Author and podcast host, Danyell Smith, truly gave SZA her flowers in this beautiful story where we get insight on our Queen of The Weekend, entailing the stories behind her sound and songs, where and how she grew up, being raised in an interfaith household, and summers in St. Louis, Missouri with the infamous grandmother whose cameos on the singer’s CTRL tracks have become mantras.

“Her asymmetrical blues are steeped in yearning, anger, fleeting bravado, loneliness, excess, unease,” Smith wrote.
One of the many beauties of this article is the recognition of SZA’s ability to transcend genres, and how her inability to be stuffed into a category is what makes her unique.
“People just sweep me into this conversation of R.&B., and like — whatever.
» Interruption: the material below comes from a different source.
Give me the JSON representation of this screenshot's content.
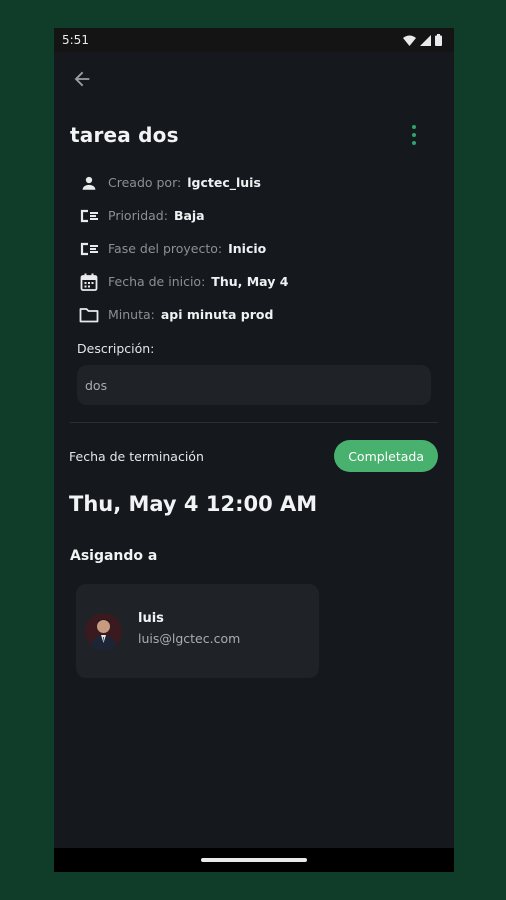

It’s like, yeah, but I can do so much more,” said SZA as quoted by Smith, “I can do anything.”

Being unique is something the star isn’t new to. The writer does a fantastic job of weaving bits and pieces from the singer’s upbringing to parallel the present, like the existential crises she’d eloquently write about when she was eight, performing at her middle school talent show and learning to own her voice, to landing a daring double back handspring after being booed by mean girls in the middle school gym.
SZA explained, “…and the crowd went crazy. It went from booing to, like, I can’t believe that bitch just did that. Oh, babe, I can transform haters. That ruined me.”
And pulling on the title of the piece, SZA confirmed that moment as a definitive shift for her as using ruin and real-life experiences to pierce her music and the hearts of all who listen.